Un chauffeur de bus scolaire face à un test positif aux méthamphétamines : vraie alerte ou simple malentendu ?

Un test positif aux méthamphétamines soulève des interrogations sur la sécurité des transports scolaires.
Un chauffeur de bus scolaire face à un test positif aux méthamphétamines : vraie alerte ou simple malentendu ?
Une opération de gendarmerie de contrôle d'un bus scolaire a été conduite aux abords du lycée de Montsoult (Val-d'Oise), mardi 10 mars au matin. Le chauffeur aurait fait l'objet d'un faux positif. (Illustration) LP/Florent Heib

Le 10 mars dernier, la préfecture du Val-d’Oise a révélé qu’un conducteur de bus scolaire avait été testé positif à la méthamphétamine lors d’un contrôle routier. Cette nouvelle a provoqué un émoi considérable chez les parents, préoccupés par la sécurité de leurs enfants. Lors de cette opération, menée à proximité du lycée professionnel Jean-Mermoz à Montsoult, le test salivaire a révélé une présence de cette drogue de synthèse, souvent synonyme de risques accrus pour la conduite.

La préfecture a imméditatement retiré son permis de conduire, remplaçant le chauffeur pour garantir la continuité du service. Les réactions des parents ont été vives sur les réseaux sociaux : « C'est irresponsable et totalement inadmissible ! » s'est indigné un internaute, tandis que d'autres se demandaient si leurs enfants étaient en sécurité dans ces bus.

Kéolis conteste et évoque un traitement médical

Contacté par Le Parisien, le groupe Kéolis a affirmé que le conducteur était sous un traitement médicamenteux, validé par la médecine du travail, compatible avec son rôle. Le chauffeur aurait par ailleurs présenté une ordonnance lors du contrôle, ce que Kéolis a souligné pour apaiser les inquiétudes des parents.
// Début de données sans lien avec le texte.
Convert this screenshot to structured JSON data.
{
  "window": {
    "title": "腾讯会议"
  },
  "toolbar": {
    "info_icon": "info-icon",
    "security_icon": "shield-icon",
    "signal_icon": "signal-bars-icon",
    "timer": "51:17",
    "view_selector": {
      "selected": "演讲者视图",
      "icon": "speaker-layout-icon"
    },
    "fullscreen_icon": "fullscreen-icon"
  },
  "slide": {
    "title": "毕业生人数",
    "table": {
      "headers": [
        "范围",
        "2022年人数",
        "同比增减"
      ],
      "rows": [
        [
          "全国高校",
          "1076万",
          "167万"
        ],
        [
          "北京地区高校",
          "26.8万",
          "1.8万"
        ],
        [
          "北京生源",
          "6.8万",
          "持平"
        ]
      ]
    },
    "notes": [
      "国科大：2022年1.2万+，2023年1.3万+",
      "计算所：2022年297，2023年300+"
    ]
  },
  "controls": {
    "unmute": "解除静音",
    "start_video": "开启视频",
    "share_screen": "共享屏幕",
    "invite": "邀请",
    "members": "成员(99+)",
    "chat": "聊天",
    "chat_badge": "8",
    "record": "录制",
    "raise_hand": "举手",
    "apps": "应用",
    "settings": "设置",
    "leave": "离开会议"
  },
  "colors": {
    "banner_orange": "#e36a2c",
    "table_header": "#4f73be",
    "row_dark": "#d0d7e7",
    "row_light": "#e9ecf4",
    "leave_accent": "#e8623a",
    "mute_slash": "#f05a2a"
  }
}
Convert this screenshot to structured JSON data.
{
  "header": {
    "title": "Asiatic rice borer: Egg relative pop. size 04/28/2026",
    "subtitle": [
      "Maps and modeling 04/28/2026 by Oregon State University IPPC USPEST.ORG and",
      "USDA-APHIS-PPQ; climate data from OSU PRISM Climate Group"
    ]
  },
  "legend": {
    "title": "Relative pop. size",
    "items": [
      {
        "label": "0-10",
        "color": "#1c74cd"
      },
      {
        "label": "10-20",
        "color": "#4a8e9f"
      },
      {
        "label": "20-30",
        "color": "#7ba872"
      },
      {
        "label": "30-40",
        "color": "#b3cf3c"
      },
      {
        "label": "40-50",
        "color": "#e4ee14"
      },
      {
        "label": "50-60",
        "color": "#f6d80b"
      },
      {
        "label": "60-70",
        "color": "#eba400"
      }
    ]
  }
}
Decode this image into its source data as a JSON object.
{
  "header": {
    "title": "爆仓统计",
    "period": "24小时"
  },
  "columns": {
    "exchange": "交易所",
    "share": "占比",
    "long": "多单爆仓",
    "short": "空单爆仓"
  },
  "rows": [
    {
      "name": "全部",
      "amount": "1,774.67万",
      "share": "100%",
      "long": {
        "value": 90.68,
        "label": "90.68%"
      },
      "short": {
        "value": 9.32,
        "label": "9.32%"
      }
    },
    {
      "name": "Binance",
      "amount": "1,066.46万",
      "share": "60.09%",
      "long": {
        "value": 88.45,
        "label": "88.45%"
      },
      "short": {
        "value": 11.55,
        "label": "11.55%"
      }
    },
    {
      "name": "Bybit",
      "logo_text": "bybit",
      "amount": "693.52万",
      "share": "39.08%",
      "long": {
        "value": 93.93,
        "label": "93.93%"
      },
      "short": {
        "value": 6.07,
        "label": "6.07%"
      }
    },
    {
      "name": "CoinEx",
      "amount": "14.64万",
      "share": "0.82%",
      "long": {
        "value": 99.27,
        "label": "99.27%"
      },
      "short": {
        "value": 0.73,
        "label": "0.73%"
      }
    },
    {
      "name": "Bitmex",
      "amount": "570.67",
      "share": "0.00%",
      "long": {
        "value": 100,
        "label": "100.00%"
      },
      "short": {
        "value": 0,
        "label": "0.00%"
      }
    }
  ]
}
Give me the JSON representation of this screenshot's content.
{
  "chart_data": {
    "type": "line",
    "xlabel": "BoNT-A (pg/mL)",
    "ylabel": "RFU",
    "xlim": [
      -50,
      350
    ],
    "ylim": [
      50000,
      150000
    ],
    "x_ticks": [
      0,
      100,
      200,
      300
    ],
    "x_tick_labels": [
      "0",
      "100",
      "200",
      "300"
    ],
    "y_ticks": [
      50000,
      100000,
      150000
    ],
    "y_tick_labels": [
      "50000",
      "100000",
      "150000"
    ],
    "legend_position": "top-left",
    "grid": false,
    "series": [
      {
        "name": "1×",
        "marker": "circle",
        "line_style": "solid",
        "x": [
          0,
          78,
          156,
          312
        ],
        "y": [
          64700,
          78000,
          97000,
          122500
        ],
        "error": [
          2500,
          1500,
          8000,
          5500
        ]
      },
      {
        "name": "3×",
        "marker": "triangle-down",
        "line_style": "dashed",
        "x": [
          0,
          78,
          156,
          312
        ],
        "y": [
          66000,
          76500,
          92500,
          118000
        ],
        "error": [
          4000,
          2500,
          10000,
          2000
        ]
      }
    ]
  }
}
On sait que certains médicaments, notamment ceux prescrits pour le TDAH, peuvent entraîner des résultats positifs lors des tests de dépistage. D'autres médicaments, tels que ceux utilisés pour traiter la maladie de Parkinson ou l’hypertension, pourraient également causer des faux positifs.

À l’instar de ce qui s'est produit dans ce cas, les faux positifs peuvent fausser les résultats. Seule une prise de sang peut attester de l’absence de drogues dans l’organisme. Selon Kéolis, le test sanguin du conducteur a effectivement montré des résultats négatifs, ce qui pourrait lui permettre de récupérer son permis après une période de 72 à 120 heures, sauf si la préfecture décidait d’intervenir administrativement.

Aucune réponse n’a été fournie par la préfecture du Val-d’Oise concernant cette affaire complexe, laissant les parents inquiets face à cet incident surprenant.